There are signs that 2011 could be a year of major change in bear management in Slovakia. We welcome the 17 February announcement by Environment Minister József Nagy of a range of measures to reduce human-bear conflicts. These include support for the installation of bear-proof bins, an information campaign to inform the public and new procedures for dealing with problem bears. We have been active in all these areas since we launched The BEARS Project in 2003 and have repeatedly called on the Slovak authorities to implement measures that have proven to be effective. We were given the opportunity to present our work to the Environment Ministry and are cautiously optimistic that, if properly implemented, the changes planned could bring a positive benefit to both people and bears.

Photographs: Nuria Selva, Martin Straka

As part of the project "Preparation of the management plan of selected endangered and conflict species in Poland", Warsaw University of Life Sciences invited us to take part in an International Workshop devoted to the preparation of management strategies for populations of the brown bear and other large carnivores in Poland. The purpose of the workshop was to consult with researchers involved in the management and conservation of the brown bear in Poland, Slovakia, Czech Republic and Ukraine, from both state authorities and non-governmental organisations. Leading European bear experts Jon Swenson (Norway/Sweden) and Djuro Huber (Croatia) also took part. The need for greater communication and cooperation was repeatedly stressed during the workshop, as was the importance of effective damage prevention measures (electric fences, bear-prof bins, educating the public). As an important aim of the workshop was to strengthen the cooperation among neighboring countries in the Carpathians, we hope it will encourage the Slovak authorities to pursue similar goals.

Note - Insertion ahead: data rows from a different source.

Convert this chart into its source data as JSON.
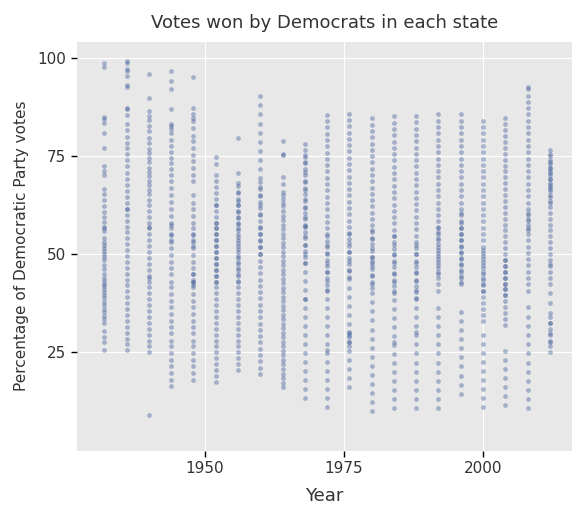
{
  "title": "Votes won by Democrats in each state",
  "xlabel": "Year",
  "ylabel": "Percentage of Democratic Party votes",
  "bg_color": "#E8E8E8",
  "grid_color": "#FFFFFF",
  "dot_color": "#3D5A99",
  "dot_alpha": 0.4,
  "dot_size": 12,
  "xlim": [
    1927,
    2016
  ],
  "ylim": [
    0,
    104
  ],
  "xticks": [
    1950,
    1975,
    2000
  ],
  "yticks": [
    25,
    50,
    75,
    100
  ],
  "elections": [
    1932,
    1936,
    1940,
    1944,
    1948,
    1952,
    1956,
    1960,
    1964,
    1968,
    1972,
    1976,
    1980,
    1984,
    1988,
    1992,
    1996,
    2000,
    2004,
    2008,
    2012
  ],
  "state_data": {
    "1932": [
      84.8,
      84.4,
      83.3,
      80.9,
      77.0,
      72.4,
      71.1,
      70.0,
      66.5,
      65.2,
      63.7,
      62.1,
      60.8,
      59.5,
      58.2,
      57.0,
      56.5,
      55.8,
      54.2,
      53.1,
      52.3,
      51.5,
      50.9,
      50.0,
      49.3,
      48.5,
      47.2,
      46.3,
      45.0,
      44.0,
      43.2,
      42.5,
      41.8,
      41.0,
      40.3,
      39.5,
      38.7,
      37.9,
      37.0,
      36.1,
      35.2,
      34.3,
      33.4,
      32.5,
      30.5,
      29.0,
      27.5,
      25.5,
      97.5,
      98.5
    ],
    "1936": [
      98.6,
      97.0,
      96.5,
      95.4,
      93.0,
      87.1,
      86.9,
      85.4,
      83.0,
      81.5,
      79.8,
      78.2,
      76.9,
      75.4,
      73.8,
      72.3,
      70.7,
      69.1,
      67.6,
      66.0,
      64.5,
      63.0,
      61.5,
      60.0,
      58.5,
      57.0,
      55.5,
      54.0,
      52.5,
      51.0,
      49.5,
      48.0,
      46.5,
      45.0,
      43.5,
      42.0,
      40.5,
      39.0,
      37.5,
      36.0,
      34.5,
      33.0,
      31.5,
      30.0,
      28.5,
      27.0,
      25.5,
      61.5,
      92.5,
      99.0
    ],
    "1940": [
      95.7,
      89.8,
      86.3,
      85.1,
      84.0,
      82.7,
      81.4,
      79.4,
      78.2,
      76.8,
      75.6,
      74.5,
      73.4,
      72.0,
      70.9,
      69.8,
      68.6,
      67.5,
      66.3,
      65.2,
      63.7,
      62.5,
      61.0,
      59.5,
      58.0,
      56.5,
      55.0,
      53.5,
      52.0,
      50.5,
      49.0,
      47.5,
      46.0,
      44.5,
      43.0,
      41.5,
      40.0,
      38.5,
      37.0,
      35.5,
      34.0,
      32.5,
      31.0,
      29.5,
      28.0,
      26.5,
      25.0,
      44.0,
      9.0,
      57.0
    ],
    "1944": [
      81.7,
      82.5,
      83.0,
      80.8,
      79.0,
      77.5,
      75.9,
      74.5,
      73.1,
      71.7,
      70.0,
      68.5,
      66.8,
      65.0,
      63.2,
      61.5,
      59.8,
      58.0,
      56.5,
      54.8,
      53.0,
      51.5,
      49.8,
      48.0,
      46.5,
      44.8,
      43.0,
      41.5,
      39.8,
      38.0,
      36.5,
      34.8,
      33.0,
      31.5,
      29.8,
      28.0,
      26.5,
      24.8,
      23.0,
      21.5,
      19.8,
      18.0,
      16.5,
      53.5,
      55.0,
      57.5,
      92.0,
      94.0,
      96.5,
      87.0
    ],
    "1948": [
      95.1,
      84.5,
      87.2,
      85.5,
      83.8,
      82.1,
      80.0,
      78.7,
      77.0,
      75.3,
      73.6,
      71.9,
      70.2,
      68.5,
      65.0,
      63.0,
      61.5,
      59.8,
      58.0,
      56.5,
      54.8,
      53.0,
      51.5,
      49.8,
      48.0,
      46.5,
      44.8,
      43.0,
      41.5,
      39.8,
      38.0,
      36.5,
      34.8,
      33.0,
      31.5,
      29.8,
      28.0,
      26.5,
      24.8,
      23.0,
      21.5,
      19.8,
      18.0,
      42.8,
      52.0,
      53.5,
      55.0,
      42.0,
      45.0,
      43.5
    ],
    "1952": [
      72.9,
      74.6,
      70.0,
      68.5,
      67.0,
      65.5,
      64.0,
      62.5,
      61.0,
      59.5,
      58.0,
      56.5,
      55.0,
      53.5,
      52.0,
      50.5,
      49.0,
      47.5,
      46.0,
      44.5,
      43.0,
      41.5,
      40.0,
      38.5,
      37.0,
      35.5,
      34.0,
      32.5,
      31.0,
      29.5,
      28.0,
      26.5,
      25.0,
      23.5,
      22.0,
      20.5,
      19.0,
      17.5,
      43.0,
      44.5,
      46.0,
      47.5,
      49.0,
      50.5,
      52.0,
      53.5,
      55.0,
      56.5,
      58.0,
      62.5
    ],
    "1956": [
      68.1,
      65.8,
      63.5,
      62.5,
      61.0,
      59.5,
      58.0,
      56.5,
      55.0,
      53.5,
      52.0,
      50.5,
      49.0,
      47.5,
      46.0,
      44.5,
      43.0,
      41.5,
      40.0,
      38.5,
      37.0,
      35.5,
      34.0,
      32.5,
      31.0,
      29.5,
      28.0,
      26.5,
      25.0,
      23.5,
      22.0,
      20.5,
      43.2,
      44.8,
      46.4,
      48.0,
      49.6,
      51.2,
      52.8,
      54.4,
      56.0,
      57.6,
      59.2,
      60.8,
      62.4,
      64.0,
      65.6,
      67.2,
      70.5,
      79.5
    ],
    "1960": [
      90.1,
      87.8,
      85.5,
      83.2,
      80.9,
      78.6,
      76.3,
      74.0,
      71.7,
      69.4,
      67.1,
      64.8,
      62.5,
      60.2,
      56.8,
      55.0,
      53.5,
      51.8,
      50.0,
      48.3,
      46.7,
      45.1,
      43.5,
      41.9,
      40.3,
      38.7,
      37.1,
      35.5,
      33.9,
      32.3,
      30.7,
      29.1,
      27.5,
      25.9,
      24.3,
      22.7,
      21.1,
      19.5,
      50.1,
      51.8,
      53.4,
      55.1,
      56.7,
      58.4,
      60.0,
      61.7,
      63.3,
      65.0,
      66.6,
      68.3
    ],
    "1964": [
      69.5,
      78.8,
      75.4,
      67.8,
      65.9,
      65.1,
      64.0,
      63.1,
      62.2,
      61.0,
      59.8,
      58.7,
      57.5,
      56.4,
      55.2,
      54.1,
      52.9,
      51.8,
      50.6,
      49.5,
      48.3,
      47.2,
      46.0,
      44.9,
      43.7,
      42.6,
      41.4,
      40.3,
      39.1,
      38.0,
      36.8,
      35.7,
      34.5,
      33.4,
      32.2,
      31.1,
      29.9,
      28.8,
      27.6,
      26.5,
      25.3,
      24.2,
      23.0,
      21.9,
      20.7,
      19.6,
      18.4,
      17.3,
      16.1,
      75.3
    ],
    "1968": [
      13.3,
      15.6,
      17.9,
      20.2,
      22.5,
      24.8,
      27.1,
      29.4,
      31.7,
      34.0,
      36.3,
      38.6,
      40.9,
      43.2,
      45.5,
      47.8,
      50.1,
      52.4,
      54.7,
      57.0,
      59.3,
      61.6,
      63.9,
      66.2,
      68.5,
      70.8,
      73.5,
      75.2,
      47.6,
      49.2,
      50.8,
      52.4,
      54.0,
      55.6,
      57.2,
      58.8,
      60.4,
      62.0,
      63.6,
      65.2,
      66.8,
      68.4,
      70.0,
      71.6,
      73.2,
      74.8,
      76.4,
      78.0,
      57.5,
      38.5
    ],
    "1972": [
      54.7,
      52.4,
      50.1,
      47.8,
      45.5,
      43.2,
      40.9,
      38.6,
      36.3,
      34.0,
      31.7,
      29.4,
      27.1,
      24.8,
      22.5,
      20.2,
      17.9,
      15.6,
      13.3,
      11.0,
      40.6,
      42.2,
      43.8,
      45.4,
      47.0,
      48.6,
      50.2,
      51.8,
      53.4,
      55.0,
      56.6,
      58.2,
      59.8,
      61.4,
      63.0,
      64.6,
      66.2,
      67.8,
      69.4,
      71.0,
      72.6,
      74.2,
      75.8,
      77.4,
      79.0,
      80.6,
      82.2,
      83.8,
      85.4,
      25.6
    ],
    "1976": [
      55.2,
      52.9,
      50.6,
      48.3,
      46.0,
      43.7,
      41.4,
      39.1,
      36.8,
      34.5,
      32.2,
      29.9,
      27.6,
      25.3,
      23.0,
      20.7,
      18.4,
      16.1,
      50.5,
      52.1,
      53.7,
      55.3,
      56.9,
      58.5,
      60.1,
      61.7,
      63.3,
      64.9,
      66.5,
      68.1,
      69.7,
      71.3,
      72.9,
      74.5,
      76.1,
      77.7,
      79.3,
      80.9,
      82.5,
      84.1,
      85.7,
      44.2,
      45.8,
      47.4,
      49.0,
      30.1,
      29.5,
      28.9,
      27.5,
      26.5
    ],
    "1980": [
      56.1,
      53.8,
      51.5,
      49.2,
      46.9,
      44.6,
      42.3,
      40.0,
      37.7,
      35.4,
      33.1,
      30.8,
      28.5,
      26.2,
      23.9,
      21.6,
      19.3,
      17.0,
      14.7,
      12.4,
      10.1,
      41.3,
      42.9,
      44.5,
      46.1,
      47.7,
      49.3,
      50.9,
      52.5,
      54.1,
      55.7,
      57.3,
      58.9,
      60.5,
      62.1,
      63.7,
      65.3,
      66.9,
      68.5,
      70.1,
      71.7,
      73.3,
      74.9,
      76.5,
      78.1,
      79.7,
      81.3,
      82.9,
      84.5,
      48.2
    ],
    "1984": [
      54.5,
      52.2,
      49.9,
      47.6,
      45.3,
      43.0,
      40.7,
      38.4,
      36.1,
      33.8,
      31.5,
      29.2,
      26.9,
      24.6,
      22.3,
      20.0,
      17.7,
      15.4,
      13.1,
      10.8,
      40.2,
      41.8,
      43.4,
      45.0,
      46.6,
      48.2,
      49.8,
      51.4,
      53.0,
      54.6,
      56.2,
      57.8,
      59.4,
      61.0,
      62.6,
      64.2,
      65.8,
      67.4,
      69.0,
      70.6,
      72.2,
      73.8,
      75.4,
      77.0,
      78.6,
      80.2,
      81.8,
      83.4,
      85.0,
      27.6
    ],
    "1988": [
      52.3,
      50.0,
      47.7,
      45.4,
      43.1,
      40.8,
      38.5,
      36.2,
      33.9,
      31.6,
      29.3,
      27.0,
      24.7,
      22.4,
      20.1,
      17.8,
      15.5,
      13.2,
      10.9,
      38.7,
      40.3,
      41.9,
      43.5,
      45.1,
      46.7,
      48.3,
      49.9,
      51.5,
      53.1,
      54.7,
      56.3,
      57.9,
      59.5,
      61.1,
      62.7,
      64.3,
      65.9,
      67.5,
      69.1,
      70.7,
      72.3,
      73.9,
      75.5,
      77.1,
      78.7,
      80.3,
      81.9,
      83.5,
      85.1,
      30.2
    ],
    "1992": [
      36.2,
      33.9,
      31.6,
      29.3,
      27.0,
      24.7,
      22.4,
      20.1,
      17.8,
      15.5,
      13.2,
      10.9,
      40.7,
      42.3,
      43.9,
      45.5,
      47.1,
      48.7,
      50.3,
      51.9,
      53.5,
      55.1,
      56.7,
      58.3,
      59.9,
      61.5,
      63.1,
      64.7,
      66.3,
      67.9,
      69.5,
      71.1,
      72.7,
      74.3,
      75.9,
      77.5,
      79.1,
      80.7,
      82.3,
      83.9,
      85.5,
      45.0,
      46.5,
      48.0,
      49.5,
      51.0,
      52.5,
      54.0,
      55.5,
      57.0
    ],
    "1996": [
      35.2,
      32.9,
      30.6,
      28.3,
      26.0,
      23.7,
      21.4,
      19.1,
      16.8,
      14.5,
      42.3,
      43.9,
      45.5,
      47.1,
      48.7,
      50.3,
      51.9,
      53.5,
      55.1,
      56.7,
      58.3,
      59.9,
      61.5,
      63.1,
      64.7,
      66.3,
      67.9,
      69.5,
      71.1,
      72.7,
      74.3,
      75.9,
      77.5,
      79.1,
      80.7,
      82.3,
      83.9,
      85.5,
      43.0,
      44.5,
      46.0,
      47.5,
      49.0,
      50.5,
      52.0,
      53.5,
      55.0,
      56.5,
      58.0,
      60.5
    ],
    "2000": [
      29.5,
      27.2,
      24.9,
      22.6,
      20.3,
      18.0,
      15.7,
      13.4,
      11.1,
      40.7,
      42.3,
      43.9,
      45.5,
      47.1,
      48.7,
      50.3,
      51.9,
      53.5,
      55.1,
      56.7,
      58.3,
      59.9,
      61.5,
      63.1,
      64.7,
      66.3,
      67.9,
      69.5,
      71.1,
      72.7,
      74.3,
      75.9,
      77.5,
      79.1,
      80.7,
      82.3,
      83.9,
      33.0,
      34.5,
      36.0,
      37.5,
      39.0,
      40.5,
      42.0,
      43.5,
      45.0,
      46.5,
      48.0,
      49.5,
      51.0
    ],
    "2004": [
      25.3,
      23.0,
      20.7,
      18.4,
      16.1,
      13.8,
      11.5,
      39.5,
      41.0,
      42.5,
      44.0,
      45.5,
      47.0,
      48.5,
      50.0,
      51.5,
      53.0,
      54.5,
      56.0,
      57.5,
      59.0,
      60.5,
      62.0,
      63.5,
      65.0,
      66.5,
      68.0,
      69.5,
      71.0,
      72.5,
      74.0,
      75.5,
      77.0,
      78.5,
      80.0,
      81.5,
      83.0,
      84.5,
      32.0,
      33.5,
      35.0,
      36.5,
      38.0,
      39.5,
      41.0,
      42.5,
      44.0,
      45.5,
      47.0,
      48.5
    ],
    "2008": [
      36.5,
      33.9,
      31.6,
      29.3,
      27.0,
      24.7,
      22.4,
      20.1,
      17.8,
      15.5,
      13.2,
      10.9,
      40.7,
      42.3,
      43.9,
      45.5,
      47.1,
      48.7,
      50.3,
      51.9,
      53.5,
      55.1,
      56.7,
      58.3,
      59.9,
      61.5,
      63.1,
      64.7,
      66.3,
      67.9,
      69.5,
      71.1,
      72.7,
      74.3,
      75.9,
      77.5,
      79.1,
      80.7,
      82.3,
      83.9,
      85.5,
      87.1,
      88.7,
      90.3,
      91.9,
      92.5,
      56.0,
      57.5,
      59.0,
      60.5
    ],
    "2012": [
      25.0,
      27.5,
      30.0,
      32.5,
      35.0,
      37.5,
      40.0,
      42.5,
      44.0,
      45.5,
      47.0,
      48.5,
      50.0,
      51.5,
      53.0,
      54.5,
      56.0,
      57.5,
      59.0,
      60.5,
      62.0,
      63.5,
      65.0,
      66.5,
      67.0,
      68.0,
      69.0,
      70.0,
      71.0,
      72.0,
      73.0,
      74.0,
      75.5,
      63.0,
      64.5,
      66.0,
      67.5,
      69.0,
      70.5,
      72.0,
      73.5,
      75.0,
      76.5,
      26.5,
      28.0,
      29.5,
      31.0,
      32.5,
      34.0,
      47.5
    ]
  }
}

Following last year's successful launch of "White Wilderness: winter wolf and lynx tracking in the Tatra Mountains", which was featured among National Geographic Adventure Magazine's "25 Best New Trips for 2010", we are continuing this vital work in 2011. The project brings together international volunteers and local people, nature conservationists, foresters, landowners and hunters. Under the close supervision of experienced project staff, volunteers track wolves and lynx and collect samples for DNA analysis, which will allow us to determine the minimum number of animals in the area as well as to detect changes which could require urgent intervention.